The matrix A is a projection matrix. i.e. [itex]A^2 = A[/itex]
The Attempt at a Solution
First attempt at the problem involved showing that [itex]e^{tA}[/itex] idempotent because of the projection matrix but soon found out that it could not be.
[itex]A^2 = A[/itex] then
[itex](tA)^2 = tA[/itex] this, I think, is obvious, but then
[itex](e^{tA})^2 = e^{2tA} \neq e^{tA}[/itex] this is where I stranded first.
Second attempt involved this trick
[itex]e^{tA}e^{-tA} = I[/itex] this will give us
[itex]e^{tA}e^{-tA} = I = Ie^{-ta} - Ae^{-tA} + e^{t-tA}A[/itex]
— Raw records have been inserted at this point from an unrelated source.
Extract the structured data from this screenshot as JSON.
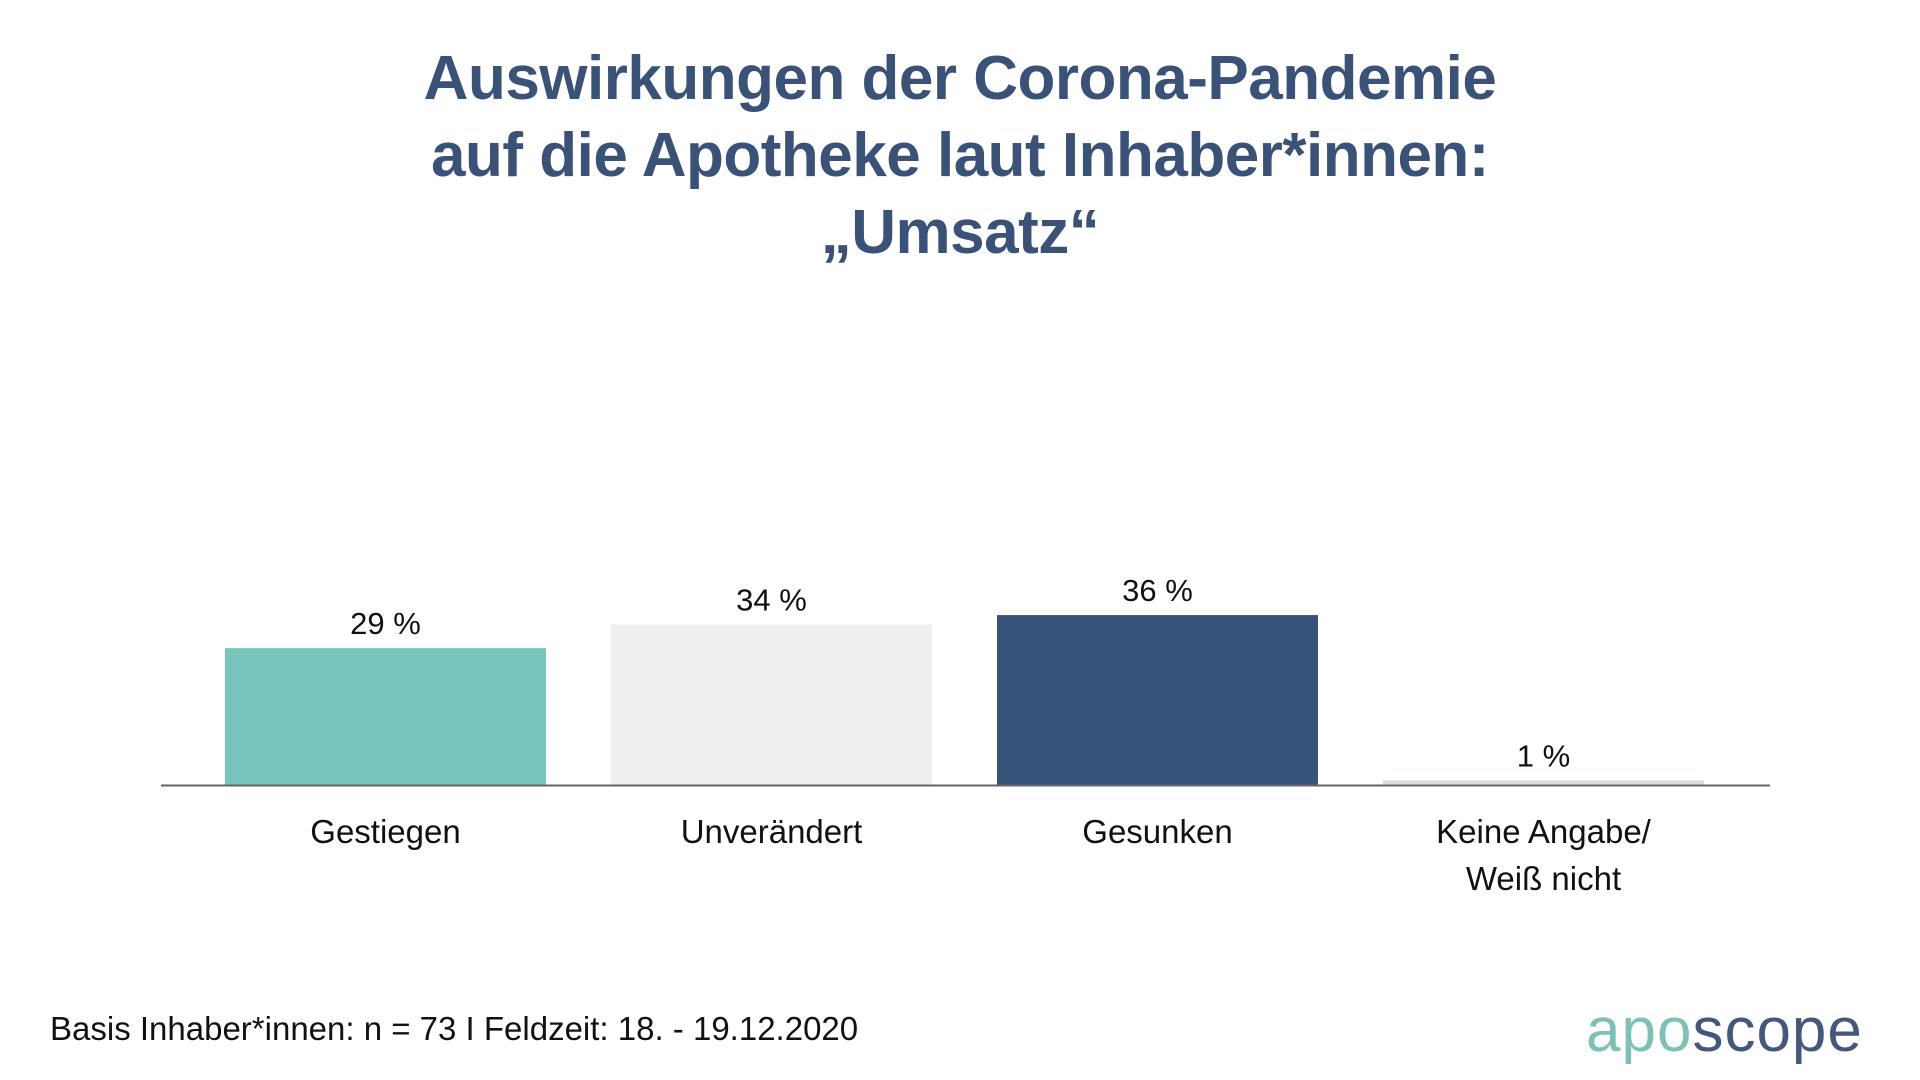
{
  "chart_data": {
    "type": "bar",
    "title": [
      "Auswirkungen der Corona-Pandemie",
      "auf die Apotheke laut Inhaber*innen:",
      "„Umsatz“"
    ],
    "categories": [
      [
        "Gestiegen"
      ],
      [
        "Unverändert"
      ],
      [
        "Gesunken"
      ],
      [
        "Keine Angabe/",
        "Weiß nicht"
      ]
    ],
    "values": [
      29,
      34,
      36,
      1
    ],
    "value_labels": [
      "29 %",
      "34 %",
      "36 %",
      "1 %"
    ],
    "colors": [
      "#78c5bb",
      "#efefef",
      "#38537a",
      "#d9dde3"
    ],
    "xlabel": "",
    "ylabel": "",
    "ylim": [
      0,
      100
    ],
    "grid": false
  },
  "footer": "Basis Inhaber*innen: n = 73 I Feldzeit: 18. - 19.12.2020",
  "logo": {
    "part1": "apo",
    "part2": "scope"
  }
}
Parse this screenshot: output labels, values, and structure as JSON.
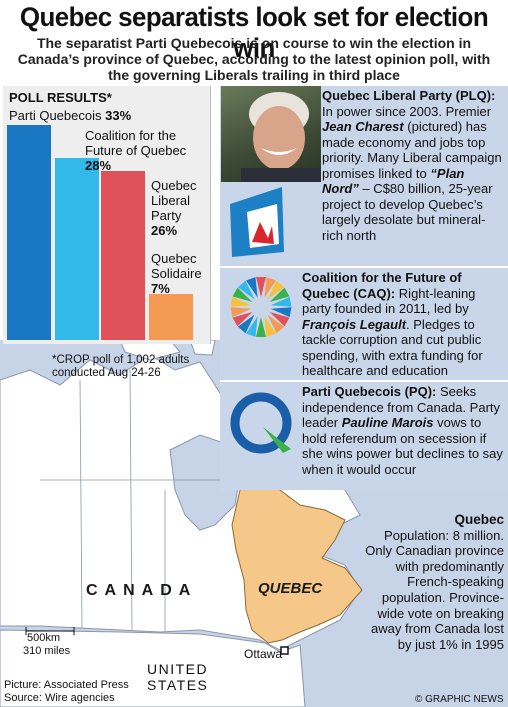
{
  "headline": "Quebec separatists look set for election win",
  "subhead": "The separatist Parti Quebecois is on course to win the election in Canada’s province of Quebec, according to the latest opinion poll, with the governing Liberals trailing in third place",
  "poll": {
    "title": "POLL RESULTS*",
    "footnote": "*CROP poll of 1,002 adults conducted Aug 24-26"
  },
  "chart_data": {
    "type": "bar",
    "title": "POLL RESULTS*",
    "categories": [
      "Parti Quebecois",
      "Coalition for the Future of Quebec",
      "Quebec Liberal Party",
      "Quebec Solidaire"
    ],
    "values": [
      33,
      28,
      26,
      7
    ],
    "value_labels": [
      "33%",
      "28%",
      "26%",
      "7%"
    ],
    "colors": [
      "#1a78c2",
      "#33b8ea",
      "#e0525a",
      "#f59a55"
    ],
    "grid": false,
    "legend": "none"
  },
  "bar_labels": [
    {
      "name": "Parti Quebecois",
      "value": "33%"
    },
    {
      "name": "Coalition for the Future of Quebec",
      "value": "28%"
    },
    {
      "name": "Quebec Liberal Party",
      "value": "26%"
    },
    {
      "name": "Quebec Solidaire",
      "value": "7%"
    }
  ],
  "bar_label_lines": {
    "coalition_l1": "Coalition for the",
    "coalition_l2": "Future of Quebec",
    "liberal_l1": "Quebec",
    "liberal_l2": "Liberal",
    "liberal_l3": "Party",
    "solidaire_l1": "Quebec",
    "solidaire_l2": "Solidaire"
  },
  "parties": [
    {
      "heading": "Quebec Liberal Party (PLQ):",
      "t1": "In power since 2003. Premier",
      "leader": "Jean Charest",
      "t2": "(pictured) has made economy and jobs top priority. Many Liberal campaign promises linked to",
      "plan": "“Plan Nord”",
      "t3": "– C$80 billion, 25-year project to develop Quebec’s largely desolate but mineral-rich north"
    },
    {
      "heading": "Coalition for the Future of Quebec (CAQ):",
      "t1": "Right-leaning party founded in 2011, led by",
      "leader": "François Legault",
      "t2": ". Pledges to tackle corruption and cut public spending, with extra funding for healthcare and education"
    },
    {
      "heading": "Parti Quebecois (PQ):",
      "t1": "Seeks independence from Canada. Party leader",
      "leader": "Pauline Marois",
      "t2": "vows to hold referendum on secession if she wins power but declines to say when it would occur"
    }
  ],
  "quebec_box": {
    "heading": "Quebec",
    "body": "Population: 8 million. Only Canadian province with predominantly French-speaking population. Province-wide vote on breaking away from Canada lost by just 1% in 1995"
  },
  "map": {
    "canada": "CANADA",
    "quebec": "QUEBEC",
    "ottawa": "Ottawa",
    "us_line1": "UNITED",
    "us_line2": "STATES",
    "scale_km": "500km",
    "scale_mi": "310 miles",
    "colors": {
      "land": "#ffffff",
      "quebec": "#f5c88a",
      "water": "#c7d3e6"
    }
  },
  "credits": {
    "picture": "Picture: Associated Press",
    "source": "Source: Wire agencies",
    "brand": "© GRAPHIC NEWS"
  }
}
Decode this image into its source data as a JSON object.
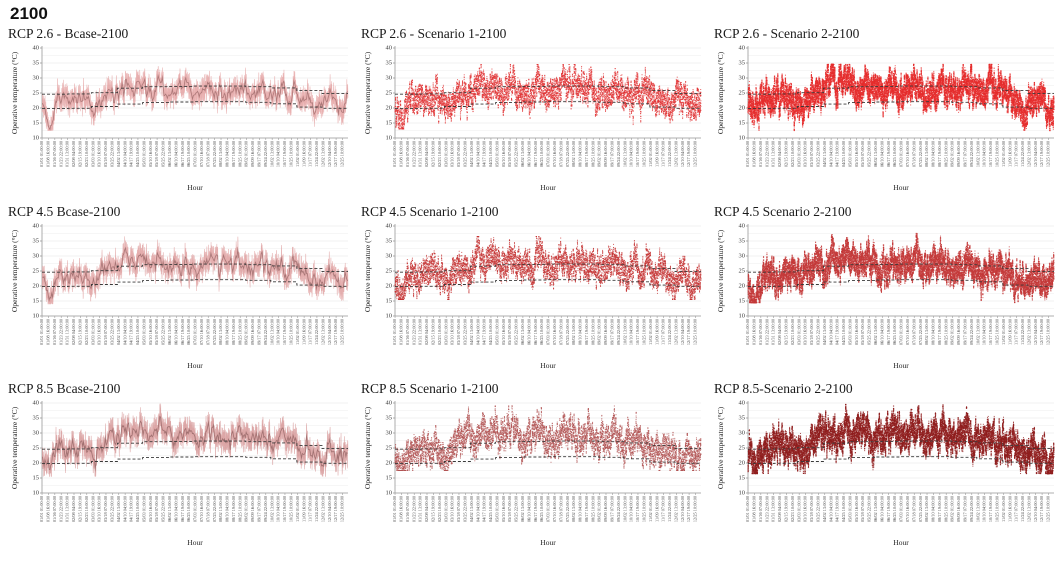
{
  "page_title": "2100",
  "axis": {
    "xlabel": "Hour",
    "ylabel": "Operative temperature (°C)",
    "ylim": [
      10,
      40
    ],
    "yticks": [
      10,
      15,
      20,
      25,
      30,
      35,
      40
    ],
    "grid_minor_step": 2.5,
    "x_tick_labels": [
      "01/01 01:00:00",
      "01/08 16:00:00",
      "01/16 07:00:00",
      "01/23 22:00:00",
      "01/31 13:00:00",
      "02/08 04:00:00",
      "02/15 19:00:00",
      "02/23 10:00:00",
      "03/03 01:00:00",
      "03/10 16:00:00",
      "03/18 07:00:00",
      "03/25 22:00:00",
      "04/02 13:00:00",
      "04/10 04:00:00",
      "04/17 19:00:00",
      "04/25 10:00:00",
      "05/03 01:00:00",
      "05/10 16:00:00",
      "05/18 07:00:00",
      "05/25 22:00:00",
      "06/02 13:00:00",
      "06/10 04:00:00",
      "06/17 19:00:00",
      "06/25 10:00:00",
      "07/03 01:00:00",
      "07/10 16:00:00",
      "07/18 07:00:00",
      "07/25 22:00:00",
      "08/02 13:00:00",
      "08/10 04:00:00",
      "08/17 19:00:00",
      "08/25 10:00:00",
      "09/02 01:00:00",
      "09/09 16:00:00",
      "09/17 07:00:00",
      "09/24 22:00:00",
      "10/02 13:00:00",
      "10/10 04:00:00",
      "10/17 19:00:00",
      "10/25 10:00:00",
      "11/02 01:00:00",
      "11/09 16:00:00",
      "11/17 07:00:00",
      "11/24 22:00:00",
      "12/02 13:00:00",
      "12/10 04:00:00",
      "12/17 19:00:00",
      "12/25 10:00:00"
    ]
  },
  "comfort_band": {
    "style": "dashed-black",
    "upper_monthly": [
      24.6,
      24.7,
      25.1,
      26.6,
      27.1,
      27.2,
      27.3,
      27.3,
      27.1,
      26.7,
      25.8,
      24.8
    ],
    "lower_monthly": [
      19.8,
      19.9,
      20.5,
      21.3,
      21.8,
      22.0,
      22.1,
      22.1,
      21.9,
      21.4,
      20.3,
      19.9
    ]
  },
  "shape": {
    "hours_per_year": 8760,
    "cold_spells": [
      {
        "day": 9,
        "depth": 6,
        "width": 4
      },
      {
        "day": 63,
        "depth": 5,
        "width": 4
      },
      {
        "day": 330,
        "depth": 3,
        "width": 4
      },
      {
        "day": 357,
        "depth": 4.5,
        "width": 3
      }
    ],
    "warm_spells": [
      {
        "day": 100,
        "amp": 3.5,
        "width": 3
      },
      {
        "day": 118,
        "amp": 4,
        "width": 3
      },
      {
        "day": 140,
        "amp": 4.5,
        "width": 3
      },
      {
        "day": 172,
        "amp": 3,
        "width": 3
      },
      {
        "day": 200,
        "amp": 3,
        "width": 3
      },
      {
        "day": 232,
        "amp": 3,
        "width": 3
      },
      {
        "day": 262,
        "amp": 3,
        "width": 2
      },
      {
        "day": 288,
        "amp": 4.5,
        "width": 2
      },
      {
        "day": 301,
        "amp": 3.5,
        "width": 2
      }
    ]
  },
  "chart_data": [
    {
      "name": "rcp26-bcase",
      "title": "RCP 2.6 - Bcase-2100",
      "type": "line",
      "color": "#e29b9b",
      "seed": 11,
      "monthly_mean": [
        22.3,
        22.6,
        23.2,
        24.6,
        25.6,
        25.2,
        24.8,
        25.3,
        24.9,
        24.6,
        23.0,
        22.6
      ],
      "daily_amplitude": 2.6,
      "noise": 1.6,
      "ymax_data": 35,
      "ymin_data": 12.5,
      "density": 1,
      "xlabel": "Hour",
      "ylabel": "Operative temperature (°C)"
    },
    {
      "name": "rcp26-scenario1",
      "title": "RCP 2.6 - Scenario 1-2100",
      "type": "scatter",
      "color": "#e03233",
      "seed": 22,
      "monthly_mean": [
        22.6,
        22.9,
        23.6,
        25.0,
        26.0,
        25.6,
        25.2,
        25.7,
        25.3,
        25.0,
        23.4,
        22.9
      ],
      "daily_amplitude": 2.8,
      "noise": 1.9,
      "ymax_data": 34.5,
      "ymin_data": 13,
      "density": 1,
      "xlabel": "Hour",
      "ylabel": "Operative temperature (°C)"
    },
    {
      "name": "rcp26-scenario2",
      "title": "RCP 2.6 - Scenario 2-2100",
      "type": "scatter",
      "color": "#e52d2d",
      "seed": 33,
      "monthly_mean": [
        22.8,
        23.1,
        23.8,
        25.2,
        26.2,
        25.8,
        25.4,
        25.9,
        25.5,
        25.2,
        23.6,
        23.1
      ],
      "daily_amplitude": 2.8,
      "noise": 2.0,
      "ymax_data": 34.5,
      "ymin_data": 12.5,
      "density": 2,
      "xlabel": "Hour",
      "ylabel": "Operative temperature (°C)"
    },
    {
      "name": "rcp45-bcase",
      "title": "RCP 4.5 Bcase-2100",
      "type": "line",
      "color": "#dd9898",
      "seed": 44,
      "monthly_mean": [
        22.8,
        23.2,
        24.4,
        26.2,
        27.2,
        26.4,
        26.0,
        26.6,
        26.2,
        25.8,
        23.8,
        23.0
      ],
      "daily_amplitude": 2.7,
      "noise": 1.7,
      "ymax_data": 37.8,
      "ymin_data": 14,
      "density": 1,
      "xlabel": "Hour",
      "ylabel": "Operative temperature (°C)"
    },
    {
      "name": "rcp45-scenario1",
      "title": "RCP 4.5 Scenario 1-2100",
      "type": "scatter",
      "color": "#c53434",
      "seed": 55,
      "monthly_mean": [
        23.0,
        23.4,
        24.6,
        26.4,
        27.4,
        26.6,
        26.2,
        26.8,
        26.4,
        26.0,
        24.0,
        23.2
      ],
      "daily_amplitude": 2.8,
      "noise": 1.9,
      "ymax_data": 36.5,
      "ymin_data": 15.5,
      "density": 1,
      "xlabel": "Hour",
      "ylabel": "Operative temperature (°C)"
    },
    {
      "name": "rcp45-scenario2",
      "title": "RCP 4.5 Scenario 2-2100",
      "type": "scatter",
      "color": "#c43a3a",
      "seed": 66,
      "monthly_mean": [
        23.2,
        23.6,
        24.8,
        26.6,
        27.6,
        26.8,
        26.4,
        27.0,
        26.6,
        26.2,
        24.2,
        23.4
      ],
      "daily_amplitude": 2.8,
      "noise": 2.0,
      "ymax_data": 37.5,
      "ymin_data": 14.5,
      "density": 2,
      "xlabel": "Hour",
      "ylabel": "Operative temperature (°C)"
    },
    {
      "name": "rcp85-bcase",
      "title": "RCP 8.5 Bcase-2100",
      "type": "line",
      "color": "#d39090",
      "seed": 77,
      "monthly_mean": [
        23.6,
        24.2,
        25.8,
        27.8,
        29.0,
        28.0,
        27.6,
        28.2,
        27.8,
        27.2,
        24.8,
        23.8
      ],
      "daily_amplitude": 2.9,
      "noise": 1.8,
      "ymax_data": 39.8,
      "ymin_data": 15.5,
      "density": 1,
      "xlabel": "Hour",
      "ylabel": "Operative temperature (°C)"
    },
    {
      "name": "rcp85-scenario1",
      "title": "RCP 8.5 Scenario 1-2100",
      "type": "scatter",
      "color": "#b25454",
      "seed": 88,
      "monthly_mean": [
        23.8,
        24.4,
        26.0,
        28.0,
        29.2,
        28.2,
        27.8,
        28.4,
        28.0,
        27.4,
        25.0,
        24.0
      ],
      "daily_amplitude": 2.9,
      "noise": 2.0,
      "ymax_data": 39,
      "ymin_data": 17.5,
      "density": 1,
      "xlabel": "Hour",
      "ylabel": "Operative temperature (°C)"
    },
    {
      "name": "rcp85-scenario2",
      "title": "RCP 8.5-Scenario 2-2100",
      "type": "scatter",
      "color": "#8f1d1d",
      "seed": 99,
      "monthly_mean": [
        24.2,
        24.8,
        26.6,
        28.6,
        29.8,
        28.8,
        28.4,
        29.0,
        28.6,
        28.0,
        25.4,
        24.4
      ],
      "daily_amplitude": 3.0,
      "noise": 2.1,
      "ymax_data": 39.5,
      "ymin_data": 16.5,
      "density": 2,
      "xlabel": "Hour",
      "ylabel": "Operative temperature (°C)"
    }
  ]
}
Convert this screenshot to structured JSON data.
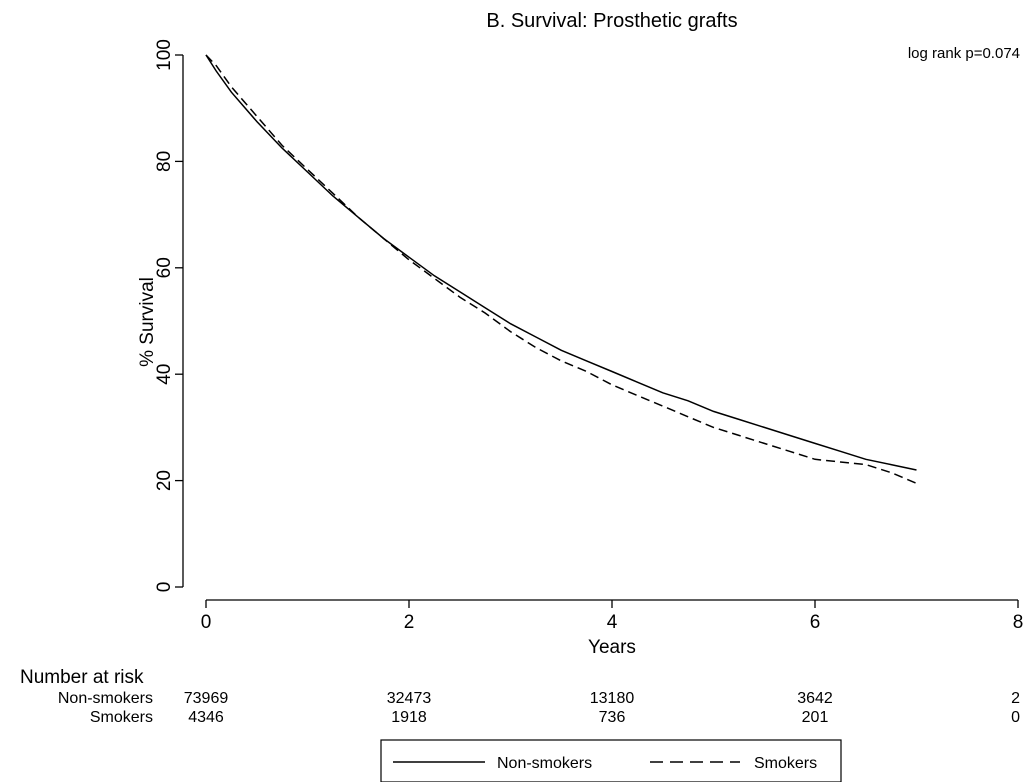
{
  "chart_data": {
    "type": "line",
    "title": "B. Survival: Prosthetic grafts",
    "xlabel": "Years",
    "ylabel": "% Survival",
    "xlim": [
      0,
      8
    ],
    "ylim": [
      0,
      100
    ],
    "xticks": [
      0,
      2,
      4,
      6,
      8
    ],
    "yticks": [
      0,
      20,
      40,
      60,
      80,
      100
    ],
    "grid": false,
    "annotation": "log rank p=0.074",
    "legend_position": "bottom",
    "series": [
      {
        "name": "Non-smokers",
        "style": "solid",
        "x": [
          0,
          0.1,
          0.25,
          0.5,
          0.75,
          1,
          1.25,
          1.5,
          1.75,
          2,
          2.25,
          2.5,
          2.75,
          3,
          3.25,
          3.5,
          3.75,
          4,
          4.25,
          4.5,
          4.75,
          5,
          5.25,
          5.5,
          5.75,
          6,
          6.25,
          6.5,
          6.75,
          7
        ],
        "y": [
          100,
          97,
          93,
          87.5,
          82.5,
          78,
          73.5,
          69.5,
          65.5,
          62,
          58.5,
          55.5,
          52.5,
          49.5,
          47,
          44.5,
          42.5,
          40.5,
          38.5,
          36.5,
          35,
          33,
          31.5,
          30,
          28.5,
          27,
          25.5,
          24,
          23,
          22
        ]
      },
      {
        "name": "Smokers",
        "style": "dashed",
        "x": [
          0,
          0.1,
          0.25,
          0.5,
          0.75,
          1,
          1.25,
          1.5,
          1.75,
          2,
          2.25,
          2.5,
          2.75,
          3,
          3.25,
          3.5,
          3.75,
          4,
          4.25,
          4.5,
          4.75,
          5,
          5.25,
          5.5,
          5.75,
          6,
          6.25,
          6.5,
          6.75,
          7
        ],
        "y": [
          100,
          98,
          94,
          88.5,
          83,
          78.5,
          74,
          69.5,
          65.5,
          61.5,
          58,
          54.5,
          51.5,
          48,
          45,
          42.5,
          40.5,
          38,
          36,
          34,
          32,
          30,
          28.5,
          27,
          25.5,
          24,
          23.5,
          23,
          21.5,
          19.5
        ]
      }
    ],
    "risk_table": {
      "heading": "Number at risk",
      "rows": [
        {
          "label": "Non-smokers",
          "values": [
            "73969",
            "32473",
            "13180",
            "3642",
            "2"
          ]
        },
        {
          "label": "Smokers",
          "values": [
            "4346",
            "1918",
            "736",
            "201",
            "0"
          ]
        }
      ]
    }
  }
}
[itex] = (I-A)e^{-tA} + Ae^{t(I-A)}[/itex]
Now, if I differentiate this
[itex]\frac{d}{dt} I = 0 = -A(I-A)e^{-tA} + A(I-A)e^{t(I-A)}[/itex]
So close, yet so far...this cannot be true cause of the exponential functions. Not unless
[itex]-A = I - A[/itex] by some means.
Any ideas?